The Directorate of Education is the legal body responsible for the recognition of studies and work experience; the District Commissioner is responsible for issuing the licence to practice a trade. The recognition is accompanied by a licence to work in the relevant regulated trade with all the privileges and responsibilities applied. The number of foreign applicants has been increasing steadily in recent years, a trend which was only halted during 2020/21 due to the COVID-19 pandemic.
In 2022, 241 individuals entered the application process, and until early December 2022, 60 individuals had had their applications approved. In 2021, 144 individuals applied for qualification recognition, of which 86 applications were approved.
The recognition process
The recognition process comprises four steps:
- two training centres offering continuing VET (CVET) for several trades, which are organisations owned by the social partners, administrate the recognition process, which strictly involves checking relevant documentation, and assisting applicants (the process is controlled via a service contract with the Directorate of Education) – IDAN (Iðan) and Rafmennt;
- the training centres provide the Directorate of Education with a formal opinion (dictum) on each application;
- after receiving the formal opinion, the Directorate of Education decides whether to grant recognition, and issues a decision informing the applicant;
- the District Commissioner is then responsible for issuing a formal certificate/licence for the recognised qualification.

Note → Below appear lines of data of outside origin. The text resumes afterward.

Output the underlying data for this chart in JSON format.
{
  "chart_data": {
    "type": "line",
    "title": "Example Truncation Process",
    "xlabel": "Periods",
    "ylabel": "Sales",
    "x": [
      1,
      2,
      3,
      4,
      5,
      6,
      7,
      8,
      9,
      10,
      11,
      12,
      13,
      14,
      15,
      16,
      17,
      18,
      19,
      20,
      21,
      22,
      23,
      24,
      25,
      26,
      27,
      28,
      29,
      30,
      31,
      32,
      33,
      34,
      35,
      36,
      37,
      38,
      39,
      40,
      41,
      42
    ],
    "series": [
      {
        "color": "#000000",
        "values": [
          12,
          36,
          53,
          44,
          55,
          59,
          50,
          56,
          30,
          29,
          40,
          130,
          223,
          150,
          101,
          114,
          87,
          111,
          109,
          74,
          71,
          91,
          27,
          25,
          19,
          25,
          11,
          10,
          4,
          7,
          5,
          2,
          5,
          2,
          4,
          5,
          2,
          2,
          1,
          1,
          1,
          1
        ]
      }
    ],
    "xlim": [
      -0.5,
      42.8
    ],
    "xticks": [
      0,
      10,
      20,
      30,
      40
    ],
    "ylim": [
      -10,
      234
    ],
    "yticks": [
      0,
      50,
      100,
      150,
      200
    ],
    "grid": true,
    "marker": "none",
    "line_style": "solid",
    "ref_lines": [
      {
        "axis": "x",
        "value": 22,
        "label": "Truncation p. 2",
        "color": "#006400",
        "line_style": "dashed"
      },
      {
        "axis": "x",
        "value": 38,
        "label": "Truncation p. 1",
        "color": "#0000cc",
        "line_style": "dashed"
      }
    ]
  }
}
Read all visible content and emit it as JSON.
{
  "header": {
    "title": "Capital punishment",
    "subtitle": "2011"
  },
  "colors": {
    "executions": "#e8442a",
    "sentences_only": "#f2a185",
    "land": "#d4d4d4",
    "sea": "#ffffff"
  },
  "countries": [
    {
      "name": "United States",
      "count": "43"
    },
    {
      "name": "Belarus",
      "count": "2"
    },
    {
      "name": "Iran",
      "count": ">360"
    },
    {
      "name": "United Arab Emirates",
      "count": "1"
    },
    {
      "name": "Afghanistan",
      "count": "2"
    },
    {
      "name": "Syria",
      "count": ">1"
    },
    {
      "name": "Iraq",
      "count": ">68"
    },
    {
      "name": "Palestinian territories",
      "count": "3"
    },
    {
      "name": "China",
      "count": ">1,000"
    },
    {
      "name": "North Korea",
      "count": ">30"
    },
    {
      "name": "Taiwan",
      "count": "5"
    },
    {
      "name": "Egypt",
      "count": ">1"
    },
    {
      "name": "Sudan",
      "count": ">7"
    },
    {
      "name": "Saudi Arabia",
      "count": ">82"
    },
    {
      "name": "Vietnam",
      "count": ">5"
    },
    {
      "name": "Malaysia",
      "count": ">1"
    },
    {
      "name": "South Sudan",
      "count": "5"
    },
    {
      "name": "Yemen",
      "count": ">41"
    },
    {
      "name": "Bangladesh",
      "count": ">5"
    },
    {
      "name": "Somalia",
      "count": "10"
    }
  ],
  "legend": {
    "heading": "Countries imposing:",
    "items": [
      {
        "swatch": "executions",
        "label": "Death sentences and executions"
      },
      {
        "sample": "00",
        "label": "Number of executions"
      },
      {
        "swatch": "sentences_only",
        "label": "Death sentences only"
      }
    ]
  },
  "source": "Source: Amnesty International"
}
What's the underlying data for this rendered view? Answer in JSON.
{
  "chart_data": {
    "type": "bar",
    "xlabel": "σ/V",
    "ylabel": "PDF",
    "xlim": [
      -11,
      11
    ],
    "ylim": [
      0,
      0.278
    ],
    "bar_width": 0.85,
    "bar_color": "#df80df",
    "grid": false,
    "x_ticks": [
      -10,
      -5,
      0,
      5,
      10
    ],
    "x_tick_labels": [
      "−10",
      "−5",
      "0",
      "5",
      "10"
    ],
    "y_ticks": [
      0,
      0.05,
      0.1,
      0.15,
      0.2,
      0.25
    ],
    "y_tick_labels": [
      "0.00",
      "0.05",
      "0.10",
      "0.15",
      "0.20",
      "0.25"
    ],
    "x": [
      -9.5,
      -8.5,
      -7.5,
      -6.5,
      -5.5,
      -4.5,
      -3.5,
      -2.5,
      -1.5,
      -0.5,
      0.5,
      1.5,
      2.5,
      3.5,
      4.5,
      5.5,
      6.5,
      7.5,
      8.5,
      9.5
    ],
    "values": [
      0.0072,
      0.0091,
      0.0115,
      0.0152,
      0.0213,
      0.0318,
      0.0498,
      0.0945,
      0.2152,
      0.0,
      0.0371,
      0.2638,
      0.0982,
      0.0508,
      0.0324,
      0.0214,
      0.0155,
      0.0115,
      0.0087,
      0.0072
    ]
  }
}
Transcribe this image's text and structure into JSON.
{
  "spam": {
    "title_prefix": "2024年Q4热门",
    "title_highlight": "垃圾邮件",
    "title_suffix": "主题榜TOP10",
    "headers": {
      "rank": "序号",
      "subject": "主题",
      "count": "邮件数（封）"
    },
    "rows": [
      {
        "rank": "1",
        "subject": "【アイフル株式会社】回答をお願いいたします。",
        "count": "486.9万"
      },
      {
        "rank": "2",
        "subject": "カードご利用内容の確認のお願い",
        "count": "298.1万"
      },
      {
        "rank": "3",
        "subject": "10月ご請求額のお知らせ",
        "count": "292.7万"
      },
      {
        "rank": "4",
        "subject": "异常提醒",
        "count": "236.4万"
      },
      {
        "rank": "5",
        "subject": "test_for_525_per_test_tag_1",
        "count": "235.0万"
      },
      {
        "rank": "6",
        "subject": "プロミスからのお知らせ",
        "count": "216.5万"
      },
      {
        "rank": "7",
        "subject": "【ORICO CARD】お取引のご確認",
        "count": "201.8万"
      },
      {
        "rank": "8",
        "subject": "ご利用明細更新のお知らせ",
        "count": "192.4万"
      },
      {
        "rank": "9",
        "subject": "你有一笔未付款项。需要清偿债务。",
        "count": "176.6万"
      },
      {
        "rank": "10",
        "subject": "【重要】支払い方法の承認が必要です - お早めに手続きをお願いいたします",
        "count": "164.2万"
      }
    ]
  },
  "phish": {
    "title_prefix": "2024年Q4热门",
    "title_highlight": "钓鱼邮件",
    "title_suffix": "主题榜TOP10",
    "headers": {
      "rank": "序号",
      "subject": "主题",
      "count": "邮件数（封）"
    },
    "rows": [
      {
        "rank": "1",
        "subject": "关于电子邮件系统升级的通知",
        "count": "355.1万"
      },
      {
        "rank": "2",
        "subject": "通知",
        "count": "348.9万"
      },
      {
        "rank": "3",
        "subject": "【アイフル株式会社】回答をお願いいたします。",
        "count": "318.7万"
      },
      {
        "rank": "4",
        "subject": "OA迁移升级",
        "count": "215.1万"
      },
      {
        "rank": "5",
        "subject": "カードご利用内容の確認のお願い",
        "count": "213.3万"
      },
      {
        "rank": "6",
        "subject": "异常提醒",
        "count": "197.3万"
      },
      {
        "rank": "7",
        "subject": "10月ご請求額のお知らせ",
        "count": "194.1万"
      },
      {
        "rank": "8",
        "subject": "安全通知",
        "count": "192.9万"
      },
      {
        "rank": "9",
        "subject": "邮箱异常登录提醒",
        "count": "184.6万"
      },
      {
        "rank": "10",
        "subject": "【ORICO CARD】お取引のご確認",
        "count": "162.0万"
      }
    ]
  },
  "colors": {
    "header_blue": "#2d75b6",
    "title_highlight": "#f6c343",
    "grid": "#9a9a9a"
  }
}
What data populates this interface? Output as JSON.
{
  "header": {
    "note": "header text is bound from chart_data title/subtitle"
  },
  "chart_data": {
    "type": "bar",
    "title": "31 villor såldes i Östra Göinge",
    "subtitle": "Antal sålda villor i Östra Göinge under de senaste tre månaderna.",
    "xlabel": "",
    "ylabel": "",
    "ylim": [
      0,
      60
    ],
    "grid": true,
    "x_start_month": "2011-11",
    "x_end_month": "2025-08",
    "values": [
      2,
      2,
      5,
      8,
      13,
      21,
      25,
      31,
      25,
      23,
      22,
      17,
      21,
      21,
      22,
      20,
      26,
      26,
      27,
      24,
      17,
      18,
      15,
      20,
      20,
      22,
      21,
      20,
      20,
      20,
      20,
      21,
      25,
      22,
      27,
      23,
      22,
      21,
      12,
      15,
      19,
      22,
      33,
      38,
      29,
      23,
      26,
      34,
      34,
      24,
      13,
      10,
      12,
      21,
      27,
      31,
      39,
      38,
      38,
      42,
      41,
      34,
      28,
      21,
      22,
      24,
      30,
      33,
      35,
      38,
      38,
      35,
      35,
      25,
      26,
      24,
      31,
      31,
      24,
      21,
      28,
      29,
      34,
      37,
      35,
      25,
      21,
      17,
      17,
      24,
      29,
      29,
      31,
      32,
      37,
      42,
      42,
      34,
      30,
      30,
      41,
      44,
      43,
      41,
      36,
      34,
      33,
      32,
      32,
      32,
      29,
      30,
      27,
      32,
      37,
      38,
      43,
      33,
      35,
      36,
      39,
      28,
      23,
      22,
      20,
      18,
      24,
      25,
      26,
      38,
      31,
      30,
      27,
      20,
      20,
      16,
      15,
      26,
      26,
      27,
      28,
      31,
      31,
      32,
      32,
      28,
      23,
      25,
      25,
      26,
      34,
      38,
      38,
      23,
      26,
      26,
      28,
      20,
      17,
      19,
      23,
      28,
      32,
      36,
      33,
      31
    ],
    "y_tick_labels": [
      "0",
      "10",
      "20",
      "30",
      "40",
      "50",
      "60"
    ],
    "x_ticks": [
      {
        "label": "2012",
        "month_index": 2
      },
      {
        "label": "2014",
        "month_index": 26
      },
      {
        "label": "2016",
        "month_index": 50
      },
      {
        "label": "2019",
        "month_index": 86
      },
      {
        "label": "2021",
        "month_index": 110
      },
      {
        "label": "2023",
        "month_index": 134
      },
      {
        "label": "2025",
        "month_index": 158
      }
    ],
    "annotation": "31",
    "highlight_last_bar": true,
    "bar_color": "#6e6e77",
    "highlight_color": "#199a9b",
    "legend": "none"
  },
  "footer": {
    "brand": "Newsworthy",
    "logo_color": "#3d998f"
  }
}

On some occasions, after a refusal of recognition, either IDAN or Rafmennt will assist the applicant in revising the application. They may also assess the skills of the applicant by means of a practical test. This can lead to permission to pursue further VET studies, or, if successful in the test, to have their qualification recognised and receive a licence in the regulated trade in which the exam was taken – a licence which offers better career and learning prospects.
The process of recognition of qualifications acquired abroad is not always accessible to potential applicants, usually due to language barriers (they do not speak Icelandic or another Nordic or a largely spoken European language).
To make the process more appealing to end-users, the Ministry of Social Affairs and Labour has recently submitted a parliamentary resolution that intends to revise the procedure, making it more accessible to foreigners who want to work in regulated trades in Iceland.